Long story short, I was roughly seven feet away from the Pope today. It was cool. He has a very kind face. I’m still trying to make #moshpitforpapafrancesco a thing, but it’s not really catching on, do you guys want to help me out?

The rest of my Easter Sunday has been spent doing homework, taking snack breaks, and wondering if I can actually pull off this half-up, half-down bun thing. But before I sign off, there are just a few random things I would like to share (in no particular order):

  1. I was mistaken for a local my second day here. Two elderly Italians approached me on a bridge and asked, in Italian, if some dome in the distance was the Vatican. I had no idea. I looked at them sadly, shrugged my shoulders, and said “I do not know,” which was met with a “stop” and the appropriate hand signal from the man. They promptly walked away. I felt bad, but also flattered that I they thought I looked like I belong here?
  2. Back to the nutella. I never eat nutella when I’m in the States – it’s so sweet and peanut butter is far superior. But I had just a little bit yesterday, and it has been nutella on my mind, all the time, for the past 30 hours. I have no idea why this is happening, but I am letting it happen. Ya know. When in Rome [you have to have a spoonful of nutella everyday].
  3. I’ve been listening to Sufjan Stevens’ new album the past couple nights, and although I love it and I am inexpressably happy to hear him doing folk again, it has been giving me crazy weird dreams. His eccentricity is like seeping through my headphones or something. What powers do you possess, Sufjan!

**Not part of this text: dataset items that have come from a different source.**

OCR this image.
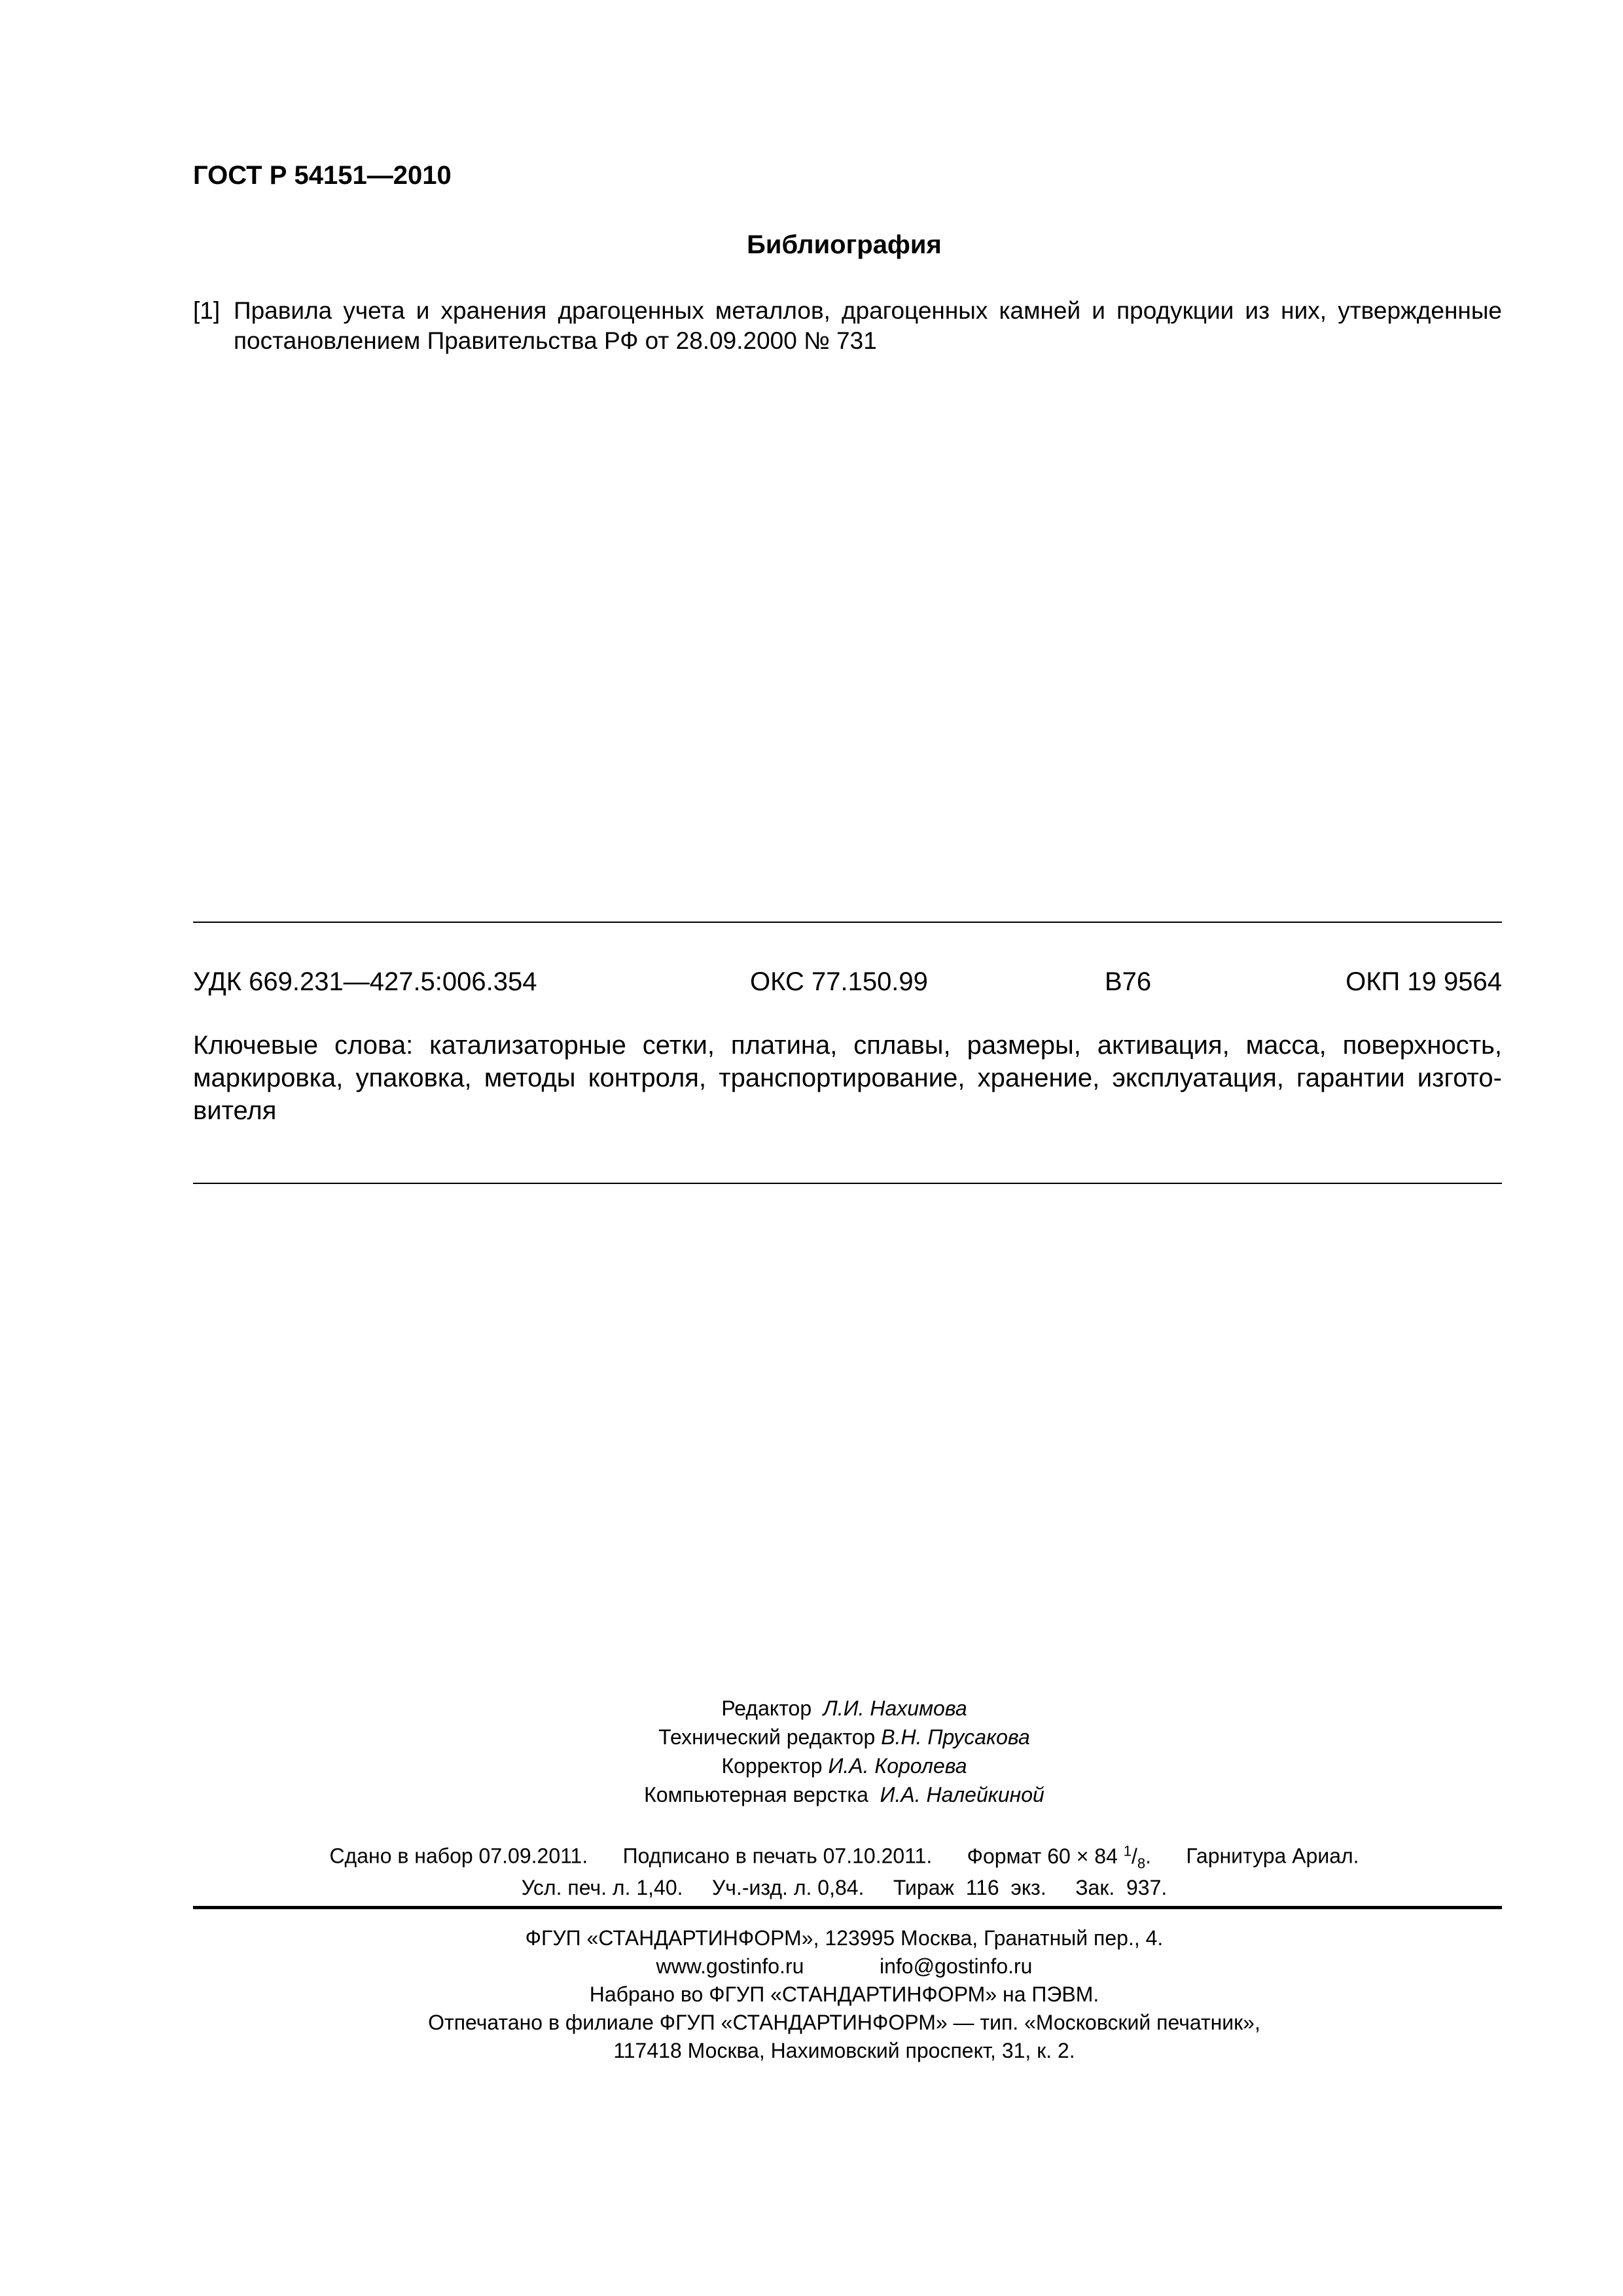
ГОСТ Р 54151—2010
Библиография
[1] Правила учета и хранения драгоценных металлов, драгоценных камней и продукции из них, утвержденные постановлением Правительства РФ от 28.09.2000 № 731
УДК 669.231—427.5:006.354	ОКС 77.150.99	В76	ОКП 19 9564
Ключевые слова: катализаторные сетки, платина, сплавы, размеры, активация, масса, поверхность, маркировка, упаковка, методы контроля, транспортирование, хранение, эксплуатация, гарантии изгото-вителя
Редактор Л.И. Нахимова
Технический редактор В.Н. Прусакова
Корректор И.А. Королева
Компьютерная верстка И.А. Налейкиной
Сдано в набор 07.09.2011. Подписано в печать 07.10.2011. Формат 60 × 84 $^1/_8$. Гарнитура Ариал.
Усл. печ. л. 1,40. Уч.-изд. л. 0,84. Тираж  116  экз. Зак.  937.
ФГУП «СТАНДАРТИНФОРМ», 123995 Москва, Гранатный пер., 4.
www.gostinfo.ru	info@gostinfo.ru
Набрано во ФГУП «СТАНДАРТИНФОРМ» на ПЭВМ.
Отпечатано в филиале ФГУП «СТАНДАРТИНФОРМ» — тип. «Московский печатник»,
117418 Москва, Нахимовский проспект, 31, к. 2.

  4. Champagne gelato tastes exactly like champagne. Also I am obsessed with champagne and other sparkling white wines, which has seemingly come out of nowhere.
  5. After having practically NO SENSE OF DIRECTION for my ENTIRE life, I am suddenly able to navigate a city I’ve never even been to before. I mean, my track record in Rome is not flawless, but for the most part I have this inexplicable sense of where I need to go in order to reach my apartment – I’m not talking about confidence in my understanding of the cardinal directions, not at all, but rather a “let’s go this way” and an oddly self-assured point down whichever street “feels” right to me. And this method has gotten me home, safe and sound and unrattled, probably a dozen times. I am completely mystified by this.
  6. Either our washing machine is broken or we are incompetent. Either way, we are fresh outta towels, folks. Why? We’ve been using them to mop up the leak from the tub whenever we take a shower, and for obvious reasons we are not going to use mop towels as body towels. So yesterday I used a washcloth, which I’m estimating is 17% of a normal bath towel. Step at me, Bear Grylls. I’m the new woman in town (or rather the wilderness).